Il n’est pas pour autant si facile de cesser d’utiliser Java. Si peu de sites destinés au grand public continuent encore à utiliser Java, il en va autrement d’un grand nombre d’entreprises.

Beaucoup de société, de banques ou d’agences gouvernementales s’appuient sur cette plateforme pour les services qu’elles proposent sur leurs sites Web. Ces applications métiers sont souvent codées sur la base d’une version spécifique de Java qu’elles ne peuvent pas mettre à jour sans risquer l’arrêt du fonctionnement de leurs services. On retrouve ici la même problématique de dépendance qui a conduit autant d’entreprises à continuer d’utiliser Internet Explorer 6 de peur de voir leurs applications internes cesser de fonctionner.
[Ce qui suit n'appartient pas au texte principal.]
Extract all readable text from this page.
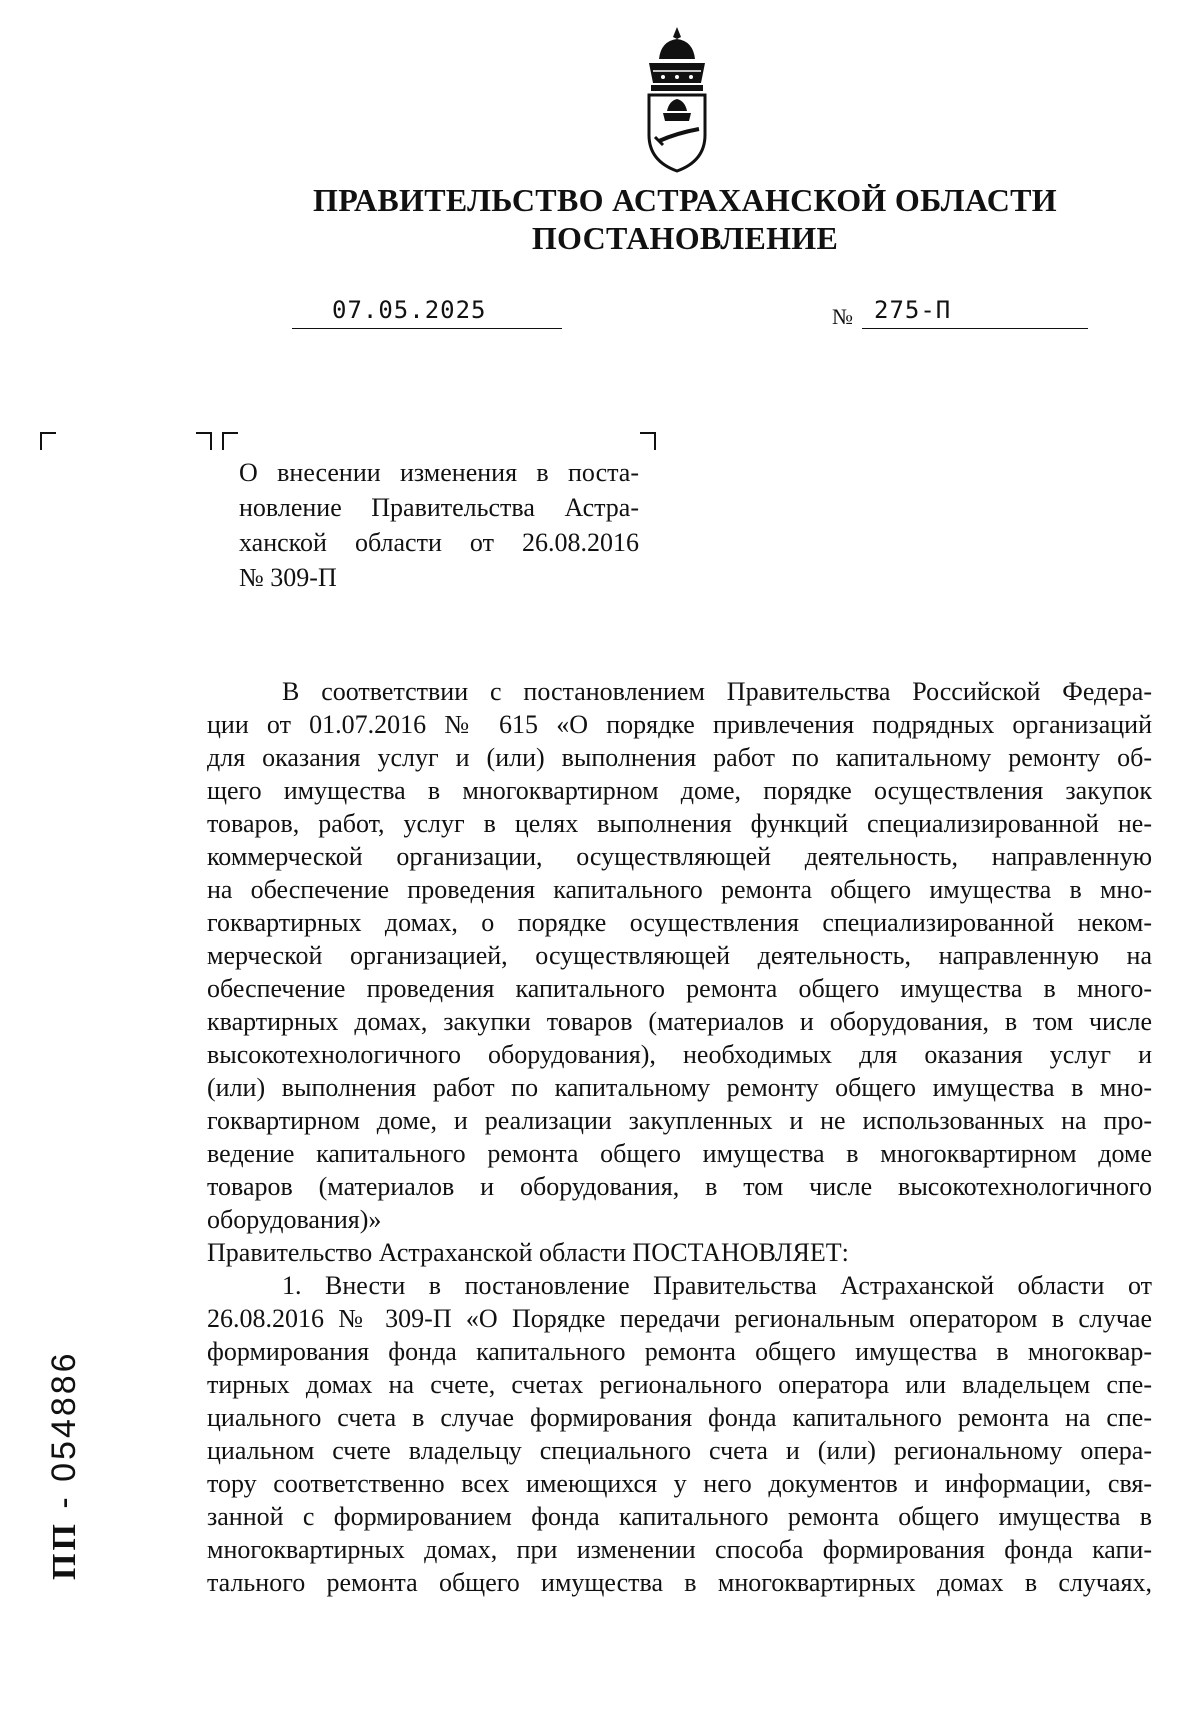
ПРАВИТЕЛЬСТВО АСТРАХАНСКОЙ ОБЛАСТИ
ПОСТАНОВЛЕНИЕ
07.05.2025	№ 275-П
О внесении изменения в поста-
новление Правительства Астра-
ханской области от 26.08.2016
№ 309-П
В соответствии с постановлением Правительства Российской Федера-
ции от 01.07.2016 № 615 «О порядке привлечения подрядных организаций
для оказания услуг и (или) выполнения работ по капитальному ремонту об-
щего имущества в многоквартирном доме, порядке осуществления закупок
товаров, работ, услуг в целях выполнения функций специализированной не-
коммерческой организации, осуществляющей деятельность, направленную
на обеспечение проведения капитального ремонта общего имущества в мно-
гоквартирных домах, о порядке осуществления специализированной неком-
мерческой организацией, осуществляющей деятельность, направленную на
обеспечение проведения капитального ремонта общего имущества в много-
квартирных домах, закупки товаров (материалов и оборудования, в том числе
высокотехнологичного оборудования), необходимых для оказания услуг и
(или) выполнения работ по капитальному ремонту общего имущества в мно-
гоквартирном доме, и реализации закупленных и не использованных на про-
ведение капитального ремонта общего имущества в многоквартирном доме
товаров (материалов и оборудования, в том числе высокотехнологичного
оборудования)»
Правительство Астраханской области ПОСТАНОВЛЯЕТ:
1. Внести в постановление Правительства Астраханской области от
26.08.2016 № 309-П «О Порядке передачи региональным оператором в случае
формирования фонда капитального ремонта общего имущества в многоквар-
тирных домах на счете, счетах регионального оператора или владельцем спе-
циального счета в случае формирования фонда капитального ремонта на спе-
циальном счете владельцу специального счета и (или) региональному опера-
тору соответственно всех имеющихся у него документов и информации, свя-
занной с формированием фонда капитального ремонта общего имущества в
многоквартирных домах, при изменении способа формирования фонда капи-
тального ремонта общего имущества в многоквартирных домах в случаях,
ПП - 054886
La question de la sécurité repose également sur les utilisateurs qui devraient dans la mesure du possible désactiver l’exécution de Java dans leur navigateur ou à défaut désinstaller purement et simplement cette plateforme de leurs machines.

Sous Windows, il suffit de se rendre dans le panneau de contrôle, de choisir l’option désinstaller un programme et de supprimer les occurrences de Java installées sur sa machine.

Il peut également se présenter des instances où l’utilisation de Java reste malgré tout incontournable. Certains logiciels comme LibreOffice, des jeux comme Minecraft s’appuient sur Java pour certaines de leurs fonctionnalités.

Dans ce cas de figure, il est justifié de conserver Java sur son PC sous réserve de mettre à jour régulièrement son système. A contrario, si aucune des applications utilisées ne nécessite Java, la prudence recommande de purement désinstaller Java sachant qu’il sera toujours possible de le réinstaller si le besoin s’en faisait sentir ultérieurement.